In content, Found should be shelved with “Spiritual Living” or “Prayer”; but in style, it belongs on the “Memoir” shelf. It’s about prayer, but it seeks to connect in a personal way, rather than to instruct in a universal way. And that idea — that we can teach by being personal, flawed, and questioning, rather than by didactic instruction — is as old as Teresa of Avila’s Interior Castle, and as new as Jimmy Fallon hosting The Tonight Show with sincerity and vulnerability.
Instead of teaching, Boyett shows, coming alongside the reader like the Young Life leader she once was. She takes us on a walk to the neighborhood park, and she lets us see her talk about God with her friends. She gives up dark chocolate for Lent, and finds out how that can remind her to rest in God. She allows us to hear the short prayers she whispers as she pushes the stroller, calms the baby’s tears, kneels in church, and makes friends in a new city.
But that doesn’t mean that her book is just a personal story. Woven throughout the narratives are lessons learned from her study of scripture and Benedictine life. Found demonstrates the ways that the Rule of Benedict can speak into the quotidian mysteries of modern domestic life.
Boyett’s writing will appeal to fans of Ann Voskamp’s (Voskamp wrote the foreword for Found).
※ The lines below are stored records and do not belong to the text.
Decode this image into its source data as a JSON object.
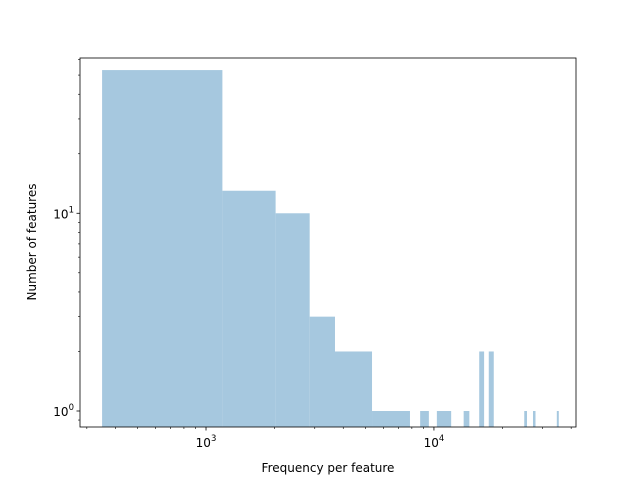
{
  "chart_data": {
    "type": "bar",
    "chart_kind": "histogram",
    "title": "",
    "xlabel": "Frequency per feature",
    "ylabel": "Number of features",
    "xscale": "log",
    "yscale": "log",
    "xlim": [
      280,
      42000
    ],
    "ylim": [
      0.83,
      61
    ],
    "grid": false,
    "bar_color": "#a6c8df",
    "x_tick_labels": [
      {
        "value": 1000,
        "base": "10",
        "exp": "3"
      },
      {
        "value": 10000,
        "base": "10",
        "exp": "4"
      }
    ],
    "y_tick_labels": [
      {
        "value": 1,
        "base": "10",
        "exp": "0"
      },
      {
        "value": 10,
        "base": "10",
        "exp": "1"
      }
    ],
    "bars": [
      {
        "x0": 350,
        "x1": 1180,
        "count": 53
      },
      {
        "x0": 1180,
        "x1": 2020,
        "count": 13
      },
      {
        "x0": 2020,
        "x1": 2850,
        "count": 10
      },
      {
        "x0": 2850,
        "x1": 3680,
        "count": 3
      },
      {
        "x0": 3680,
        "x1": 5350,
        "count": 2
      },
      {
        "x0": 5350,
        "x1": 7850,
        "count": 1
      },
      {
        "x0": 8700,
        "x1": 9500,
        "count": 1
      },
      {
        "x0": 10300,
        "x1": 11900,
        "count": 1
      },
      {
        "x0": 13500,
        "x1": 14300,
        "count": 1
      },
      {
        "x0": 15800,
        "x1": 16600,
        "count": 2
      },
      {
        "x0": 17400,
        "x1": 18300,
        "count": 2
      },
      {
        "x0": 24900,
        "x1": 25600,
        "count": 1
      },
      {
        "x0": 27200,
        "x1": 27900,
        "count": 1
      },
      {
        "x0": 34600,
        "x1": 35300,
        "count": 1
      }
    ]
  }
}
Some readers — perhaps especially we cynical Gen X-ers? — may struggle to take her sincere, emotional tone seriously. At times her prose is almost too lyrical, and the mundane events of her life seem impossibly weighted with meaning. But this flaw lies more in the reader than in the writing, and ultimately Boyett reminds me to be more serious and sincere about my own life of faith.
Prayer and quiet times are important, as I learned in junior high; but Boyett shows us that connecting with God doesn’t have to follow the same formula throughout your life. She finds that God is full of grace, even for the prayerless, and always ready to meet us — not just in quiet times, but in all times.